La rupture conventionnelle

La rupture conventionnelle constitue une modalité de séparation à l’amiable entre l’employé et l’entreprise, permettant d’éviter une démission ou un licenciement. Elle se matérialise par la mise en place d’un accord qui détermine l’indemnité de départ et la date de fin du contrat de travail qui lie un salarié à son employeur.

Une fois cet accord conclu, les deux parties bénéficient d’un délai de réflexion de quinze jours calendaires pour éventuellement revenir sur leur décision. Passé ce délai, la convention doit être envoyée à l’inspection du travail pour homologation, laquelle dispose de quinze jours ouvrables pour procéder. L’absence de réponse dans ce délai équivaut à une validation.

Ce processus offre non seulement un cadre sécurisé pour la fin du contrat de travail, mais ouvre également le droit à des allocations chômage pour l’employé, sous réserve des conditions d’éligibilité de l’assurance chômage.

La démission pour motif légitime

France Travail prévoit aussi d’indemniser les Français qui quittent leur emploi actuel dès lors qu’ils sont en mesure de justifier du caractère légitime de leur démarche. En effet, certaines raisons peuvent expliquer pourquoi un travailleur quitte son travail et donner lieu au versement d’allocations chômage pendant la durée de ces droits. Voici les conditions pour bénéficier du versement de l’ARE après une démission :

  • Vous changez d’adresse après un mariage ou un pacs qui vous oblige à suivre votre conjoint qui habite loin pour des raisons professionnelles ;
  • Vous êtes victime de violences conjugales ;
  • Vous avez démissionné pour un nouvel emploi, mais la période d’essai n’a pas été concluante ;
  • Ou encore vos conditions de travail actuelles nuisent à votre santé.

La démission-reconversion

Peu connue du grand public, la possibilité offerte par le dispositif de démission-reconversion (accessible via Demission-reconversion.gouv.fr) ouvre droit à une indemnité chômage après démission, pour ceux qui engagent un projet de changement de carrière nécessitant formation ou souhaitant se lancer dans la création ou reprise d’entreprises, conformément à l’article L. 5422-1 du Code du travail.

Pour que le projet soit éligible, il doit être validé en termes de sérieux et de réalisme par une commission paritaire interprofessionnelle. Avant de prendre la décision de démissionner, il est essentiel de consulter un conseiller en évolution professionnelle (CEP), démarche cruciale pour élaborer solidement votre projet. Pour trouver un conseiller et obtenir davantage d’informations, le site Mon-cep.org est la ressource officielle recommandée.

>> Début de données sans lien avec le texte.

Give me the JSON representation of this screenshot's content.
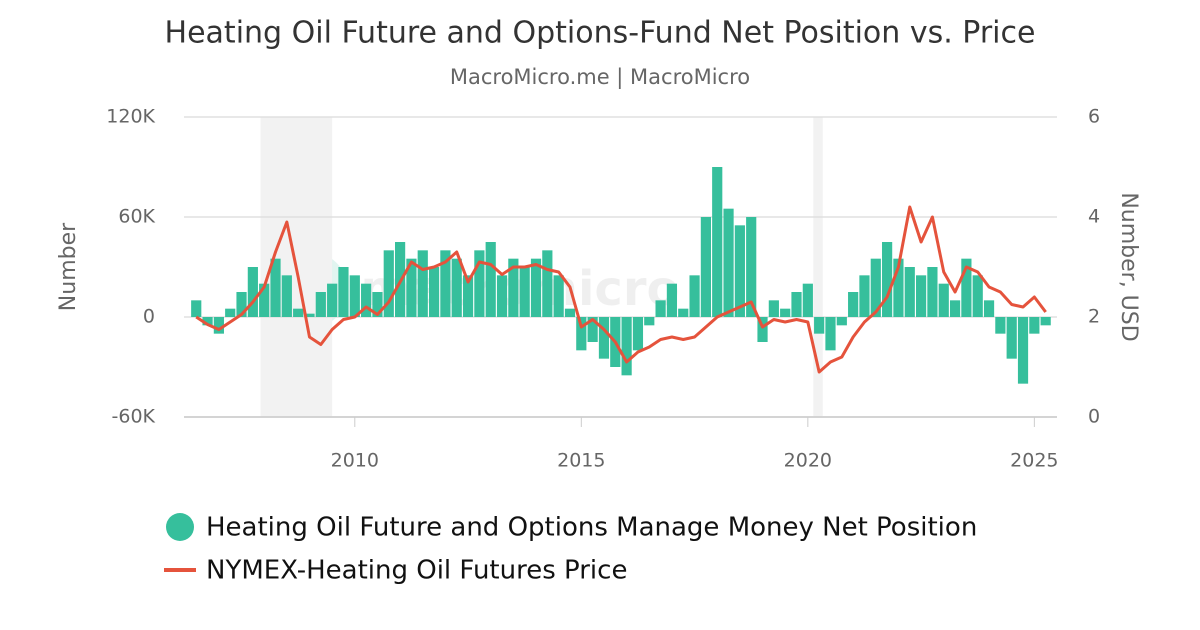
{
  "chart_data": {
    "type": "bar-line",
    "title": "Heating Oil Future and Options-Fund Net Position vs. Price",
    "subtitle": "MacroMicro.me | MacroMicro",
    "watermark": "macromicro",
    "y_label": "Number",
    "y2_label": "Number, USD",
    "x": [
      2006.5,
      2006.75,
      2007,
      2007.25,
      2007.5,
      2007.75,
      2008,
      2008.25,
      2008.5,
      2008.75,
      2009,
      2009.25,
      2009.5,
      2009.75,
      2010,
      2010.25,
      2010.5,
      2010.75,
      2011,
      2011.25,
      2011.5,
      2011.75,
      2012,
      2012.25,
      2012.5,
      2012.75,
      2013,
      2013.25,
      2013.5,
      2013.75,
      2014,
      2014.25,
      2014.5,
      2014.75,
      2015,
      2015.25,
      2015.5,
      2015.75,
      2016,
      2016.25,
      2016.5,
      2016.75,
      2017,
      2017.25,
      2017.5,
      2017.75,
      2018,
      2018.25,
      2018.5,
      2018.75,
      2019,
      2019.25,
      2019.5,
      2019.75,
      2020,
      2020.25,
      2020.5,
      2020.75,
      2021,
      2021.25,
      2021.5,
      2021.75,
      2022,
      2022.25,
      2022.5,
      2022.75,
      2023,
      2023.25,
      2023.5,
      2023.75,
      2024,
      2024.25,
      2024.5,
      2024.75,
      2025,
      2025.25
    ],
    "series": [
      {
        "name": "Heating Oil Future and Options Manage Money Net Position",
        "color": "#36bf9c",
        "axis": "y",
        "values": [
          10000,
          -5000,
          -10000,
          5000,
          15000,
          30000,
          20000,
          35000,
          25000,
          5000,
          2000,
          15000,
          20000,
          30000,
          25000,
          20000,
          15000,
          40000,
          45000,
          35000,
          40000,
          30000,
          40000,
          35000,
          25000,
          40000,
          45000,
          25000,
          35000,
          30000,
          35000,
          40000,
          25000,
          5000,
          -20000,
          -15000,
          -25000,
          -30000,
          -35000,
          -20000,
          -5000,
          10000,
          20000,
          5000,
          25000,
          60000,
          90000,
          65000,
          55000,
          60000,
          -15000,
          10000,
          5000,
          15000,
          20000,
          -10000,
          -20000,
          -5000,
          15000,
          25000,
          35000,
          45000,
          35000,
          30000,
          25000,
          30000,
          20000,
          10000,
          35000,
          25000,
          10000,
          -10000,
          -25000,
          -40000,
          -10000,
          -5000
        ]
      },
      {
        "name": "NYMEX-Heating Oil Futures Price",
        "color": "#e5533c",
        "axis": "y2",
        "values": [
          2.0,
          1.85,
          1.75,
          1.9,
          2.05,
          2.3,
          2.6,
          3.3,
          3.9,
          2.8,
          1.6,
          1.45,
          1.75,
          1.95,
          2.0,
          2.2,
          2.05,
          2.3,
          2.7,
          3.1,
          2.95,
          3.0,
          3.1,
          3.3,
          2.7,
          3.1,
          3.05,
          2.85,
          3.0,
          3.0,
          3.05,
          2.95,
          2.9,
          2.6,
          1.8,
          1.95,
          1.75,
          1.5,
          1.1,
          1.3,
          1.4,
          1.55,
          1.6,
          1.55,
          1.6,
          1.8,
          2.0,
          2.1,
          2.2,
          2.3,
          1.8,
          1.95,
          1.9,
          1.95,
          1.9,
          0.9,
          1.1,
          1.2,
          1.6,
          1.9,
          2.1,
          2.4,
          3.0,
          4.2,
          3.5,
          4.0,
          2.9,
          2.5,
          3.0,
          2.9,
          2.6,
          2.5,
          2.25,
          2.2,
          2.4,
          2.1
        ]
      }
    ],
    "shaded_ranges": [
      [
        2007.92,
        2009.5
      ],
      [
        2020.12,
        2020.33
      ]
    ],
    "xlim": [
      2006.23,
      2025.5
    ],
    "xticks": [
      2010,
      2015,
      2020,
      2025
    ],
    "ylim": [
      -60000,
      120000
    ],
    "yticks": [
      {
        "value": -60000,
        "label": "-60K"
      },
      0,
      {
        "value": 60000,
        "label": "60K"
      },
      {
        "value": 120000,
        "label": "120K"
      }
    ],
    "y2lim": [
      0,
      6
    ],
    "y2ticks": [
      0,
      2,
      4,
      6
    ],
    "grid": true
  }
}
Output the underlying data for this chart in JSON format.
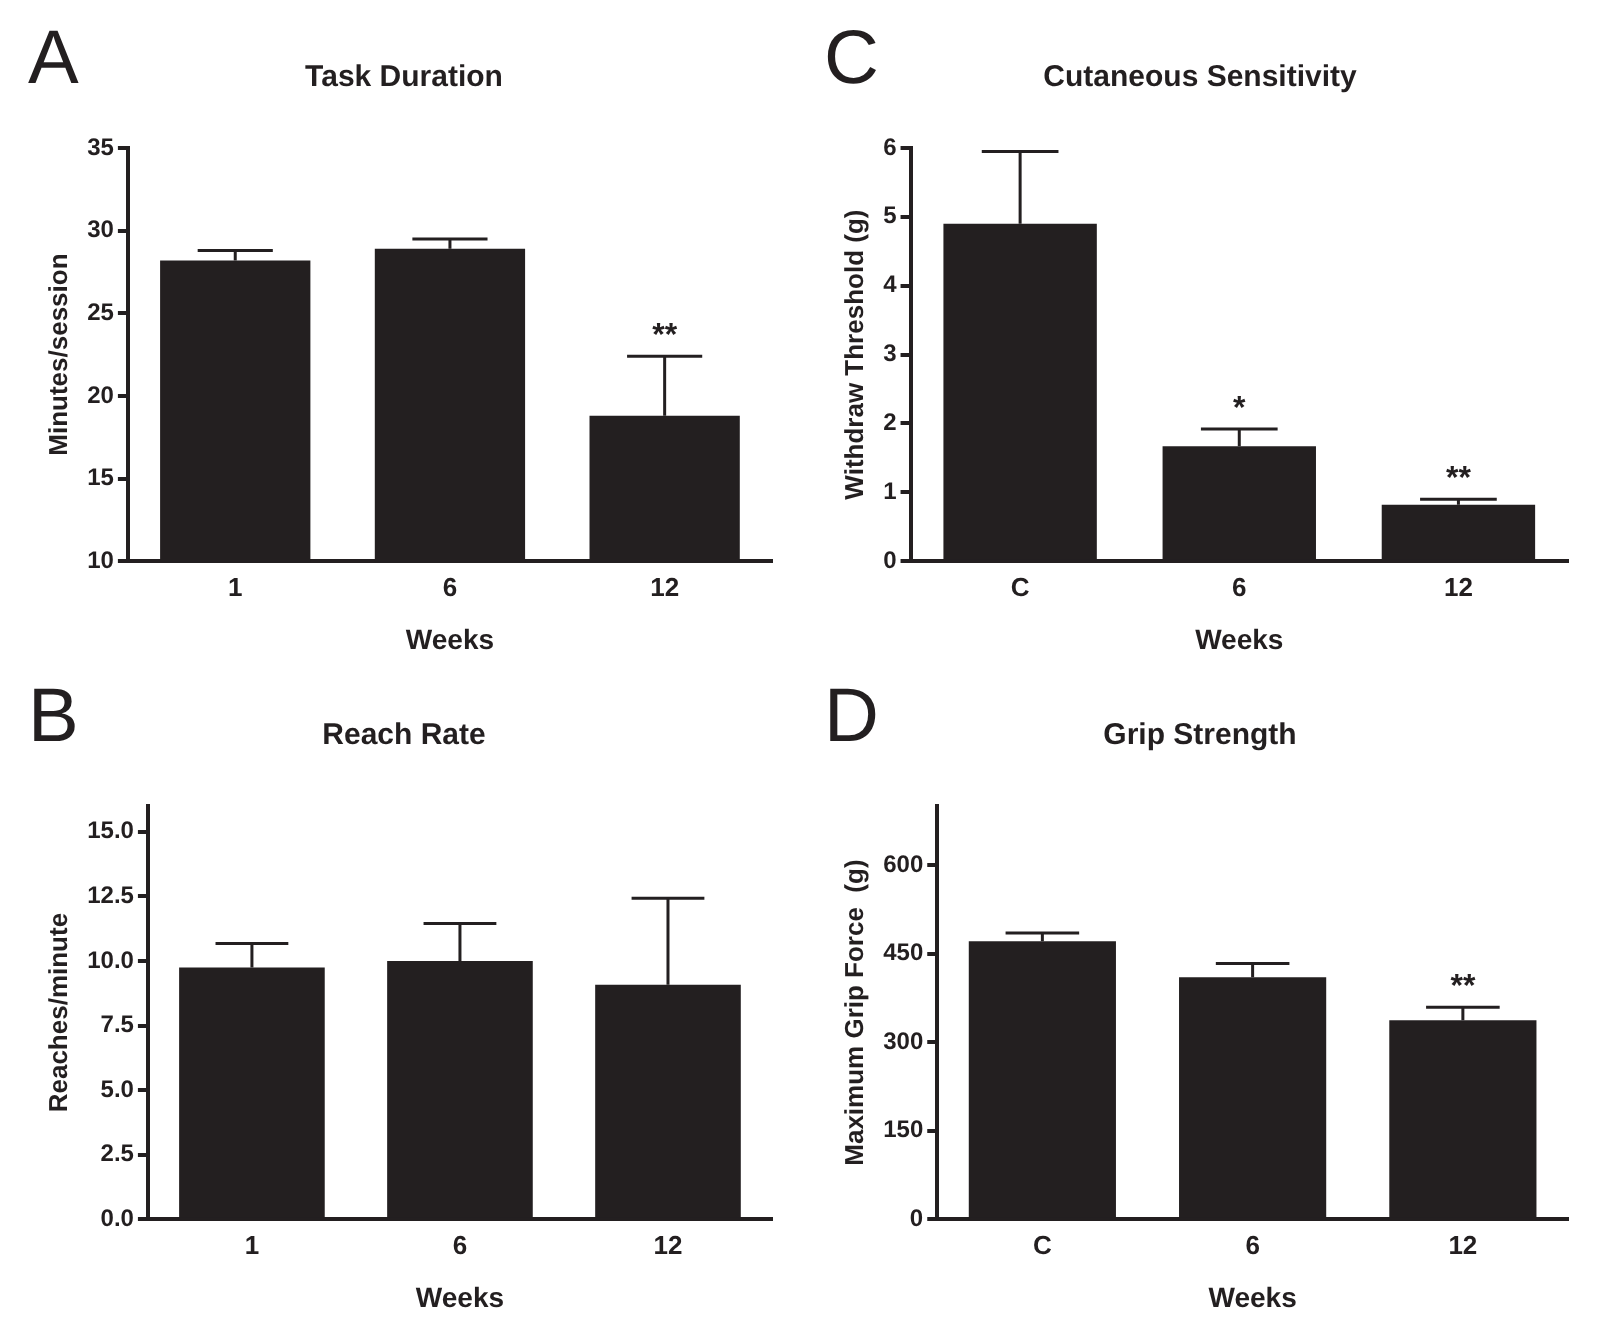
{
  "chart_data": [
    {
      "type": "bar",
      "title": "Task Duration",
      "xlabel": "Weeks",
      "ylabel": "Minutes/session",
      "categories": [
        "1",
        "6",
        "12"
      ],
      "values": [
        28.2,
        28.9,
        18.8
      ],
      "errors": [
        [
          28.2,
          28.8
        ],
        [
          28.9,
          29.5
        ],
        [
          18.8,
          22.4
        ]
      ],
      "color": "#231f20",
      "ylim": [
        10,
        35
      ],
      "yticks": [
        10,
        15,
        20,
        25,
        30,
        35
      ],
      "grid": false,
      "legend": false,
      "annotations": [
        "A",
        {
          "text": "**",
          "x": "12",
          "y": 22.4
        }
      ]
    },
    {
      "type": "bar",
      "title": "Cutaneous Sensitivity",
      "xlabel": "Weeks",
      "ylabel": "Withdraw Threshold (g)",
      "categories": [
        "C",
        "6",
        "12"
      ],
      "values": [
        4.9,
        1.67,
        0.82
      ],
      "errors": [
        [
          4.9,
          5.95
        ],
        [
          1.67,
          1.92
        ],
        [
          0.82,
          0.9
        ]
      ],
      "color": "#231f20",
      "ylim": [
        0,
        6
      ],
      "yticks": [
        0,
        1,
        2,
        3,
        4,
        5,
        6
      ],
      "grid": false,
      "legend": false,
      "annotations": [
        "C",
        {
          "text": "*",
          "x": "6",
          "y": 1.92
        },
        {
          "text": "**",
          "x": "12",
          "y": 0.9
        }
      ]
    },
    {
      "type": "bar",
      "title": "Reach Rate",
      "xlabel": "Weeks",
      "ylabel": "Reaches/minute",
      "categories": [
        "1",
        "6",
        "12"
      ],
      "values": [
        9.75,
        10.0,
        9.08
      ],
      "errors": [
        [
          9.75,
          10.68
        ],
        [
          10.0,
          11.45
        ],
        [
          9.08,
          12.43
        ]
      ],
      "color": "#231f20",
      "ylim": [
        0,
        16
      ],
      "yticks": [
        {
          "value": 0,
          "label": "0.0"
        },
        {
          "value": 2.5,
          "label": "2.5"
        },
        {
          "value": 5,
          "label": "5.0"
        },
        {
          "value": 7.5,
          "label": "7.5"
        },
        {
          "value": 10,
          "label": "10.0"
        },
        {
          "value": 12.5,
          "label": "12.5"
        },
        {
          "value": 15,
          "label": "15.0"
        }
      ],
      "grid": false,
      "legend": false,
      "annotations": [
        "B"
      ]
    },
    {
      "type": "bar",
      "title": "Grip Strength",
      "xlabel": "Weeks",
      "ylabel": "Maximum Grip Force  (g)",
      "categories": [
        "C",
        "6",
        "12"
      ],
      "values": [
        471,
        410,
        337
      ],
      "errors": [
        [
          471,
          485
        ],
        [
          410,
          433
        ],
        [
          337,
          359
        ]
      ],
      "color": "#231f20",
      "ylim": [
        0,
        700
      ],
      "yticks": [
        0,
        150,
        300,
        450,
        600
      ],
      "grid": false,
      "legend": false,
      "annotations": [
        "D",
        {
          "text": "**",
          "x": "12",
          "y": 359
        }
      ]
    }
  ]
}
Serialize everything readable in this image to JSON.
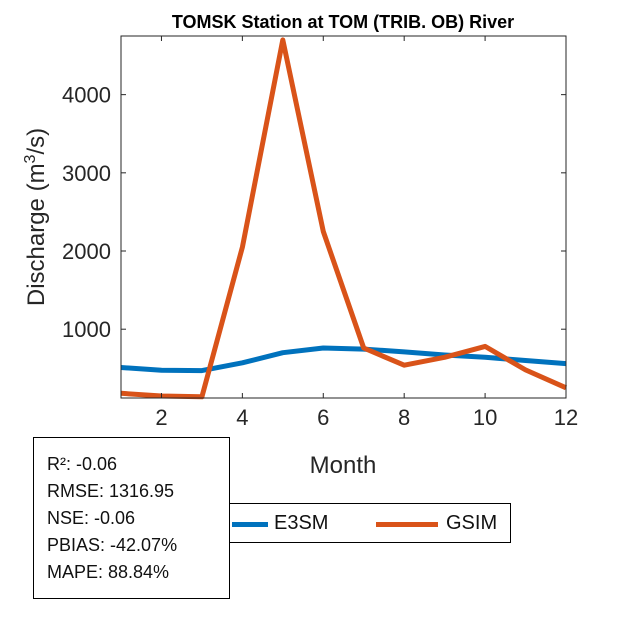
{
  "chart_data": {
    "type": "line",
    "title": "TOMSK  Station at  TOM (TRIB. OB)  River",
    "xlabel": "Month",
    "ylabel_main": "Discharge (m",
    "ylabel_sup": "3",
    "ylabel_tail": "/s)",
    "xlim": [
      1,
      12
    ],
    "ylim": [
      120,
      4750
    ],
    "xticks": [
      "2",
      "4",
      "6",
      "8",
      "10",
      "12"
    ],
    "yticks": [
      "1000",
      "2000",
      "3000",
      "4000"
    ],
    "x": [
      1,
      2,
      3,
      4,
      5,
      6,
      7,
      8,
      9,
      10,
      11,
      12
    ],
    "series": [
      {
        "name": "E3SM",
        "color": "#0072BD",
        "values": [
          510,
          475,
          470,
          570,
          700,
          760,
          745,
          710,
          670,
          640,
          600,
          560
        ]
      },
      {
        "name": "GSIM",
        "color": "#D95319",
        "values": [
          180,
          145,
          135,
          2050,
          4700,
          2250,
          760,
          540,
          640,
          780,
          480,
          250
        ]
      }
    ],
    "legend_position": "bottom"
  },
  "stats": [
    "R²: -0.06",
    "RMSE: 1316.95",
    "NSE: -0.06",
    "PBIAS: -42.07%",
    "MAPE: 88.84%"
  ],
  "legend": {
    "e3sm_label": "E3SM",
    "gsim_label": "GSIM",
    "e3sm_color": "#0072BD",
    "gsim_color": "#D95319"
  }
}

Quels sont les pièges à éviter lorsqu’on quitte un emploi au profit de l’ARE ?

Il est crucial d’être vigilant face à une pratique trompeuse que certains employeurs peuvent suggérer : initier une procédure de licenciement sur la base d’un motif non fondé, couplée à une proposition de transaction financière.

Cette démarche, distincte de la rupture conventionnelle, est un piège à éviter. Elle vise à maintenir la discrétion autour de l’accord financier conclu, assurant que les détails restent confidentiels, y compris vis-à-vis des collègues de travail. Bien que présentée sous un jour favorable, cette stratégie est en réalité illégale et peut avoir des conséquences néfastes.

En cas de réception d’une telle proposition, il est impératif de consulter un avocat ou de se rapprocher d’un syndicat pour évaluer la situation et obtenir des conseils adaptés sur la marche à suivre.